Other essays, like Peter Sauer's “Reinhabiting Environmentalism” make me realize that I am not an environmentalist but a poseur- that I, like the majority of today's electorate have forgotten or never heard what the movement once stood for, in the days of Aldo Leopold and Rachel Carson.

Or Derrick Jensen, who writes in Beyond Hope- “I have no patience for those who use our desperate situation as an excuse for inaction. I’ve learned that if you deprive most of these people of that particular excuse they just find another, then another, then another. ....When you give up on hope, you turn away from fear. And when you quit relying on hope, and instead begin to protect the people, things, and places you love, you become very dangerous indeed to those in power.”

Or Erik Reese on “Moving Mountains” - you can read the latest news in Alternet or Treehugger but you don't get “That the civil rights movement happened so recently in our country’s history can seem dumbfounding, but not to the people who still live in the shadow of oppression. Those who live in the path of the coal industry—beneath sheared-off mountains, amid unnatural, treeless landscapes, drinking poisoned water and breathing dirty air—are fighting their own civil rights battle. And, as in the past, justice may be slow coming to the mountains of Appalachia.

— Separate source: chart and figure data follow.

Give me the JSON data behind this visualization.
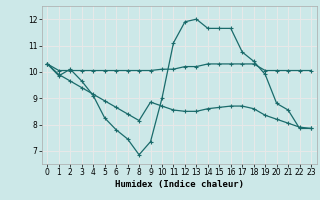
{
  "xlabel": "Humidex (Indice chaleur)",
  "background_color": "#cce8e8",
  "grid_color": "#e8e8e8",
  "line_color": "#1a6b6b",
  "xlim": [
    -0.5,
    23.5
  ],
  "ylim": [
    6.5,
    12.5
  ],
  "xticks": [
    0,
    1,
    2,
    3,
    4,
    5,
    6,
    7,
    8,
    9,
    10,
    11,
    12,
    13,
    14,
    15,
    16,
    17,
    18,
    19,
    20,
    21,
    22,
    23
  ],
  "yticks": [
    7,
    8,
    9,
    10,
    11,
    12
  ],
  "series1_x": [
    0,
    1,
    2,
    3,
    4,
    5,
    6,
    7,
    8,
    9,
    10,
    11,
    12,
    13,
    14,
    15,
    16,
    17,
    18,
    19,
    20,
    21,
    22,
    23
  ],
  "series1_y": [
    10.3,
    9.85,
    10.1,
    9.65,
    9.1,
    8.25,
    7.8,
    7.45,
    6.85,
    7.35,
    9.0,
    11.1,
    11.9,
    12.0,
    11.65,
    11.65,
    11.65,
    10.75,
    10.4,
    9.9,
    8.8,
    8.55,
    7.85,
    7.85
  ],
  "series2_x": [
    0,
    1,
    2,
    3,
    4,
    5,
    6,
    7,
    8,
    9,
    10,
    11,
    12,
    13,
    14,
    15,
    16,
    17,
    18,
    19,
    20,
    21,
    22,
    23
  ],
  "series2_y": [
    10.3,
    10.05,
    10.05,
    10.05,
    10.05,
    10.05,
    10.05,
    10.05,
    10.05,
    10.05,
    10.1,
    10.1,
    10.2,
    10.2,
    10.3,
    10.3,
    10.3,
    10.3,
    10.3,
    10.05,
    10.05,
    10.05,
    10.05,
    10.05
  ],
  "series3_x": [
    0,
    1,
    2,
    3,
    4,
    5,
    6,
    7,
    8,
    9,
    10,
    11,
    12,
    13,
    14,
    15,
    16,
    17,
    18,
    19,
    20,
    21,
    22,
    23
  ],
  "series3_y": [
    10.3,
    9.9,
    9.65,
    9.4,
    9.15,
    8.9,
    8.65,
    8.4,
    8.15,
    8.85,
    8.7,
    8.55,
    8.5,
    8.5,
    8.6,
    8.65,
    8.7,
    8.7,
    8.6,
    8.35,
    8.2,
    8.05,
    7.9,
    7.85
  ]
}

But justice delayed could mean the ruin of a place that has sacrificed much for this nation, and has received next to nothing in return.”

Or Wendell Berry, Bill McKibben, or so many other writers, scientists and true environmentalists who have walked the walk. Barry Lopez has collected the best writing on environmental issues from one of the best magazines on the subject. Go to the source and read the real thing; much of the content is online in their archives but ::The Future of Nature should have pride of place on your bookshelves.

Comments (2)

I've always thought it a bit elitist and snobby how some people think that only certain individuals should have a right to speak their minds. Great ideas aren't necessarily born from those with the most training or the most expensive degrees. The attitude that only professionals or credentialed people should post their opinions only quashes out of the box thinking and censors potentially good ideas. I want to hear what everyone thinks then make my decisions based on what I read rather than information being filtered first through some guy who thinks he knows it all. So keep on posting and don't worry about the snobs out there who want to kill the free dissemination of ideas.

jump to top Anon says:

i agree with Anon in many ways, "experts" )or so called( don't necessarily try to separate their opinion from fact as often as one would hope. We are all biased to some extent and the title of "professional" seemingly tries to hide that. However, i do not believe that the "free dissemination of ideas" has been to the benefit of humanity.